Dienstag, 30. Juli 2013

Certificate based Wifi access and RADIUS Server (Microsoft Server 2008 R2) and local CA

We have had trouble while authenticate iOS based devices via Client certificates (802.1X) in a Wifi setup with Wireless LAN Controller (from various vendors). These certificates are issued by an external SA/CA (in our case MobileIron local CA w/o external trust). We tried to configure a Network Policy (Network Policy and Access Services) for Smartcard/Certificate based authentication on a NPS/RADIUS Win2k8R2 EE server.

When the client tried to establish a connection the following error occured.

Authentication Type: EAP
EAP Type: -
Account Session Identifier: ...
Logging Results: Accounting information was written to the local log file.
Reason Code: 22
Reason: The client could not be authenticated because the Extensible Authentication Protocol (EAP) Type cannot be processed by the server.

Thanks to Microsoft Support we got this issue solved.
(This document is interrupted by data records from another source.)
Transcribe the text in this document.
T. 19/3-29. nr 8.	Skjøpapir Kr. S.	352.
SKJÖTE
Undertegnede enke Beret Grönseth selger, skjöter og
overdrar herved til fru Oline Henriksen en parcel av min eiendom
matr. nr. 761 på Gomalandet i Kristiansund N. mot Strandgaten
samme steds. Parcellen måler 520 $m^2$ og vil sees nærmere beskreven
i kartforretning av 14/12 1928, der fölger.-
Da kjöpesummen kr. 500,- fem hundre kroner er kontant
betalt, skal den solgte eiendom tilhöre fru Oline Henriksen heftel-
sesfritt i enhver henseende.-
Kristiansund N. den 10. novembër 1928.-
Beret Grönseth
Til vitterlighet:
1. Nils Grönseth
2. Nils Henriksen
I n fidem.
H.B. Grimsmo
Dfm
Solution in our case is:
  1. Importing third-party certification authority certificate in the NTAuth store on the NPS server.
    How to import third-party certification authority (CA) certificates into the Enterprise NTAuth store (KB295663)
    certutil -enterprise -addstore NTAuth CA_CertFilename.cer
  2. Adding third-party certification authority to the Trusted Root Certification Authorities (local Machine)
  3. Changing device to user certificate and adding AD account name as Subject Alternative Name (SAN).
    Certificate Requirements for PEAP and EAP.